In order to promote transparency and investor protection, the SEC Division of Corporation Finance will limit its traditional policy with respect to the confidential non-public submission of initial registration statements by foreign private issuers. Beginning immediately, the staff will review initial registration statements of foreign issuers that are submitted on a non-public basis only where the registrant is a foreign government registering its debt securities; a foreign private issuer listed on a non-U.S. exchange; a foreign private issuer that is being privatized by a foreign government; or a foreign private issuer that can demonstrate that the public filing of an initial registration statement would conflict with the law of an applicable foreign jurisdiction. In addition, shell companies, blank check companies and issuers with no or substantially no business operations will not be permitted to use the non-public submission procedure.
Non-public submissions that do not come within one of the above categories and that were received by the staff before December 8, 2011 will continue to be reviewed by the staff without a public filing. But the next draft of the registration statement, whether in response to comments issued by the staff or otherwise, must be filed on the EDGAR system.
Foreign private issuers were also cautioned that circumstances may develop in which the staff will request them to publicly file a registration statement even though they comes within the general parameters of the new policy. Examples of these circumstances include a competing bid in an acquisition transaction or publicity about a proposed offering or listing.
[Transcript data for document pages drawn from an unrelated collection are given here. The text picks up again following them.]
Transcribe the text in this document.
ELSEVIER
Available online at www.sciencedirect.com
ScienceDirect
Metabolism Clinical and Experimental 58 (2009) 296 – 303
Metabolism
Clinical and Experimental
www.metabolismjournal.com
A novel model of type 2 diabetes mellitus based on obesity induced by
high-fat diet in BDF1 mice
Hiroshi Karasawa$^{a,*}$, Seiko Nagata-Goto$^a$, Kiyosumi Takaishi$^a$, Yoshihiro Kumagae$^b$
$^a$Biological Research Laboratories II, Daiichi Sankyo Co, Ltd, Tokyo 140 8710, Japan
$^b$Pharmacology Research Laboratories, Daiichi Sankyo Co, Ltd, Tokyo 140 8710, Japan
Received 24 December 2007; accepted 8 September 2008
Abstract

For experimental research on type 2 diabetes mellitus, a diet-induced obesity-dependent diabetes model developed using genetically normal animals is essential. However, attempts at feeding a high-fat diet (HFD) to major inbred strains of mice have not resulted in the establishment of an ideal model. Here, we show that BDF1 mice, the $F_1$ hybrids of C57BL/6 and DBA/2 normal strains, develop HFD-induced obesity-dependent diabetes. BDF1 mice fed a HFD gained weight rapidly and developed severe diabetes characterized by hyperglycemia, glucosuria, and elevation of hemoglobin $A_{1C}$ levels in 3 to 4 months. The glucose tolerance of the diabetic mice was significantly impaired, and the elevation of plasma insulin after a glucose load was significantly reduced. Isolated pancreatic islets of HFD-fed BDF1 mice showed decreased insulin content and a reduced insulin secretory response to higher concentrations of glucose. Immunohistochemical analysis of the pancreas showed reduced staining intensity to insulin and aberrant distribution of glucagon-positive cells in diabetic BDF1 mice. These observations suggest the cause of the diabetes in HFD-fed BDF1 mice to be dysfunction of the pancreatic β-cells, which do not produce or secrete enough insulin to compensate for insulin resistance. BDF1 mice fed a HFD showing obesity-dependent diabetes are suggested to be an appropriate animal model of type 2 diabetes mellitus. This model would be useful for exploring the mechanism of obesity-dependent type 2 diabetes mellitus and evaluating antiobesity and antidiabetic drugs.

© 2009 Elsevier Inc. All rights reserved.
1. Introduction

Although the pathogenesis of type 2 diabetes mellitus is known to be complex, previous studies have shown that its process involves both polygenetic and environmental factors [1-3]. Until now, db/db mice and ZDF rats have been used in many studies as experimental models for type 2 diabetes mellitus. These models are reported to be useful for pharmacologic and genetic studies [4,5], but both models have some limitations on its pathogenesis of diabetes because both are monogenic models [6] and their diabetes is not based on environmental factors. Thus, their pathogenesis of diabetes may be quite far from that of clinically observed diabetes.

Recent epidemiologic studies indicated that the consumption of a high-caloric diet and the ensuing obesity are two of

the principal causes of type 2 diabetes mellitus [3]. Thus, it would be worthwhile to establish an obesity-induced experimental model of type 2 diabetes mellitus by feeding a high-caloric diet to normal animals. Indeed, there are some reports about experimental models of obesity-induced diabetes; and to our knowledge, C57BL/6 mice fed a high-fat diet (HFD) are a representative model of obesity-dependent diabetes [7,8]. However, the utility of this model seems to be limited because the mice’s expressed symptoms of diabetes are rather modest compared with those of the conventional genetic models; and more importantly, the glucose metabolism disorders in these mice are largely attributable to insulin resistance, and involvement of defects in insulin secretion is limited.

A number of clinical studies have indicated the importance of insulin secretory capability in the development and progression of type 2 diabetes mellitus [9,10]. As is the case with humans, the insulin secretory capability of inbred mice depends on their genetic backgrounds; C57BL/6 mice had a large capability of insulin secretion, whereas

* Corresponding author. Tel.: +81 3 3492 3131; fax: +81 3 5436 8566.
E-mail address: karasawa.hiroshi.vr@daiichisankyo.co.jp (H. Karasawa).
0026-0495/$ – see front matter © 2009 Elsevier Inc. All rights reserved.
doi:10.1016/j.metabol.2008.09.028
Foreign issuers are also reminded that the non-public submission of a registration statement does not constitute the filing of a registration statement under the Securities Act.. Under Section 5(c) of the Securities Act, offers of securities cannot be made in the United States until a registration statement is publicly filed with the Commission using the EDGAR system.
The Division has historically permitted foreign private issuers to submit to the staff registration statements and amendments on a non-public basis in connection with their first-time registration with the Commission, permitting the staff to review and comment on disclosure, and the issuer to respond to staff comments, before a public filing is made through the EDGAR system. The policy was partially based on the fact that historically the majority of foreign private issuers registering securities with the SEC were also having their securities traded on a foreign securities exchange, and the foreign market ordinarily did not have a practice of requiring public disclosure of the registration statement before completion of review.
More recently, however, the vast majority of foreign private issuers using this non-public review procedure did not and were not contemplating listing securities outside the United States. Thus, the Division believes it is appropriate to limit its policy with respect to the non-public submission of initial registration statements by foreign private issuers.